QUOTE(dtobias @ Sat 27th December 2008, 8:10pm) *

You're kind of obsessed with that stuff, aren't you?


No, I was using an argument that is familiar to philosophers, of using examples that clearly contradict the opponent's thesis.


Actually you haven't. You haven't come close. Your argument is flawed because it assume that everyone agrees on the meaning of those terms such as "abuse" and everyone agrees that such "abuse" must be censored.

For the sake of example would flogging a man nearly to death and then nailing him to a piece of wood to die be considered "abuse"? Can we agree that such things are beyond the pale of a modern civilized society? Then explain the right of people watch such events happening in graphic detail in the film "The Passion of the Christ" or being represented in art in every Catholic Church. Should children be allowed to see a near naked bloody corpse nailed to two pieces of wood? I guarantee you that they do every week.

QUOTE
You appear to be arguing that censorship is morally wrong 'in principle'. So. I gave some examples of things which most people would argue should be censored. If you agree with them, I have refuted your argument.

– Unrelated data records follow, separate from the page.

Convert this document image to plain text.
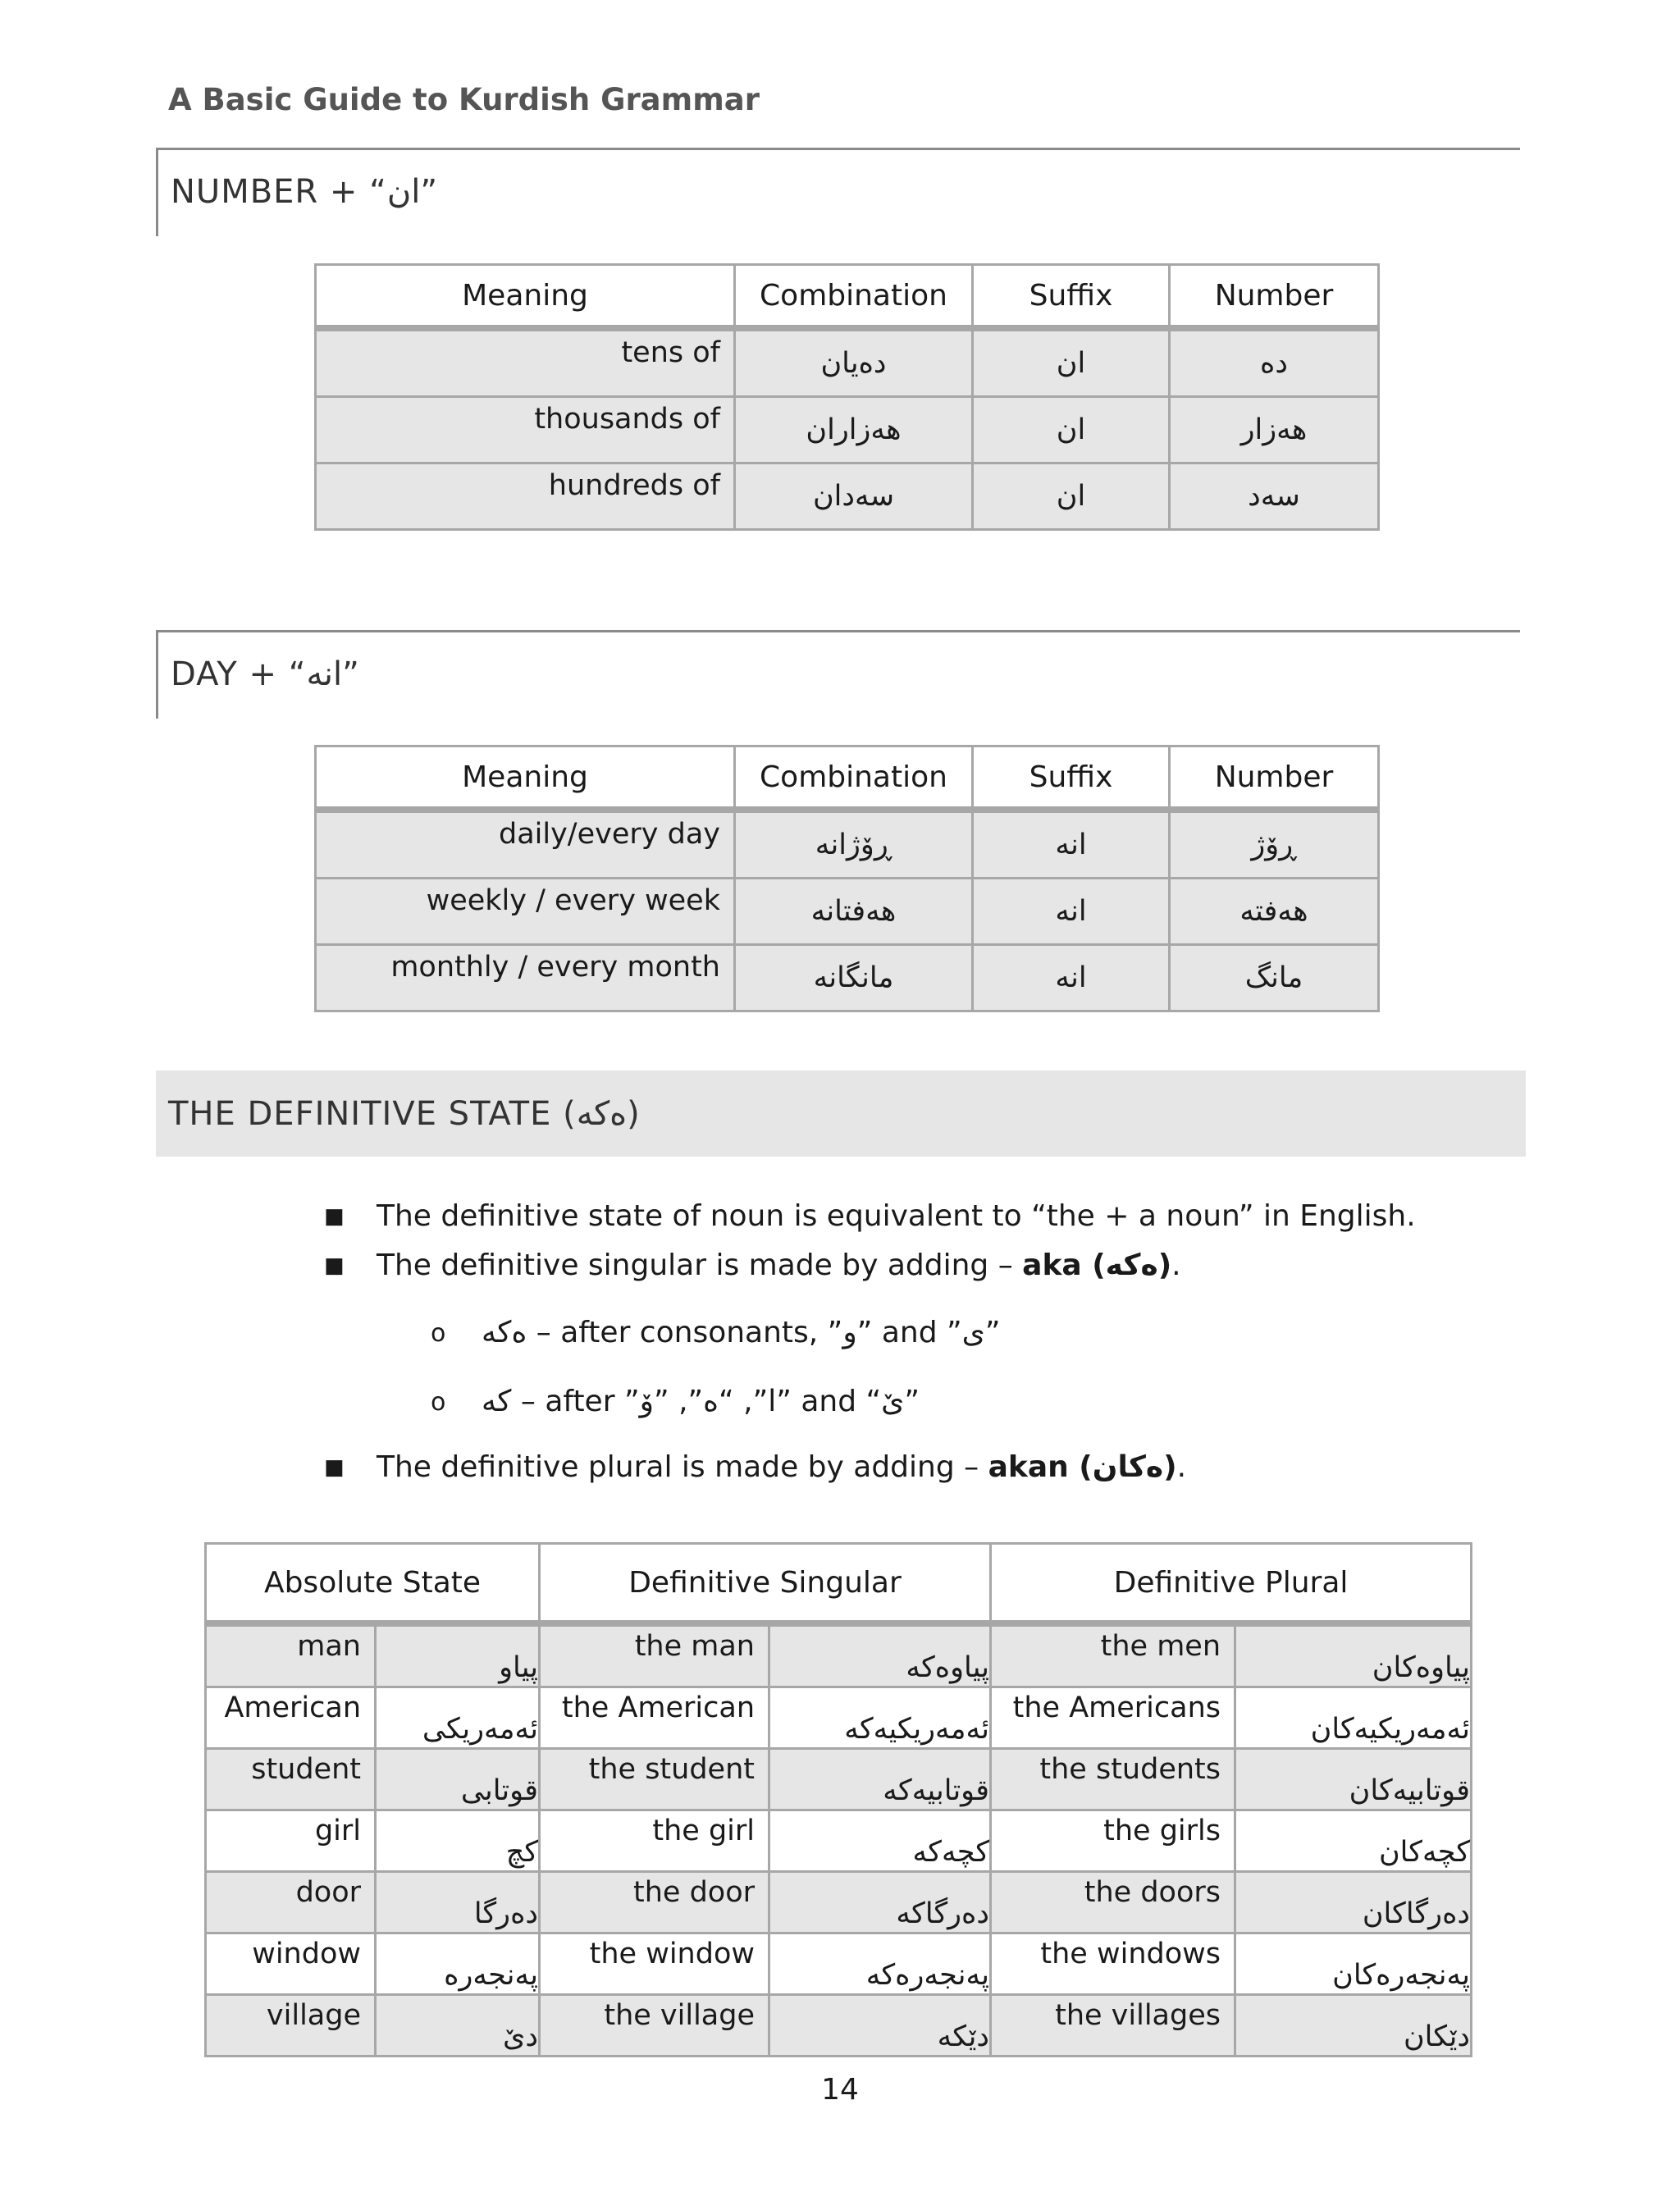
A Basic Guide to Kurdish Grammar
NUMBER + “ان”
Meaning	Combination	Suffix	Number
tens of	دەیان	ان	دە
thousands of	هەزاران	ان	هەزار
hundreds of	سەدان	ان	سەد
DAY + “انە”
Meaning	Combination	Suffix	Number
daily/every day	ڕۆژانە	انە	ڕۆژ
weekly / every week	هەفتانە	انە	هەفتە
monthly / every month	مانگانە	انە	مانگ
THE DEFINITIVE STATE (ەکە)
■ The definitive state of noun is equivalent to “the + a noun” in English.
■ The definitive singular is made by adding – aka (ەکە).
o ەکە – after consonants, ”و” and ”ی”
o کە – after ”ا”, “ە”, ”ۆ” and “ێ”
■ The definitive plural is made by adding – akan (ەکان).
Absolute State		Definitive Singular		Definitive Plural	
man	پیاو	the man	پیاوەکە	the men	پیاوەکان
American	ئەمەریکی	the American	ئەمەریکیەکە	the Americans	ئەمەریکیەکان
student	قوتابی	the student	قوتابیەکە	the students	قوتابیەکان
girl	کچ	the girl	کچەکە	the girls	کچەکان
door	دەرگا	the door	دەرگاکە	the doors	دەرگاکان
window	پەنجەرە	the window	پەنجەرەکە	the windows	پەنجەرەکان
village	دێ	the village	دێکە	the villages	دێکان
14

No you haven't. You have given a list of things you personally do not like to see. That's a long way from arguing that because you don't like them, therefore everyone else should be prevented from seeing them or knowing that they exist.

QUOTE
Or perhaps you weren't arguing that censorship is wrong in principle?

In any case, you replied with a personal attack, which philosophers call ad hominem.


Actually he wasn't. He was arguing that you have no right to tell him what he can and cannot see. He would argue that as he lives in a Constitutional Republic which values freedom of speech (and you don't), that his Government has no right to tell him what he can and cannot see, read or discuss. He was arguing that there is a larger principle at stake than what you find distasteful.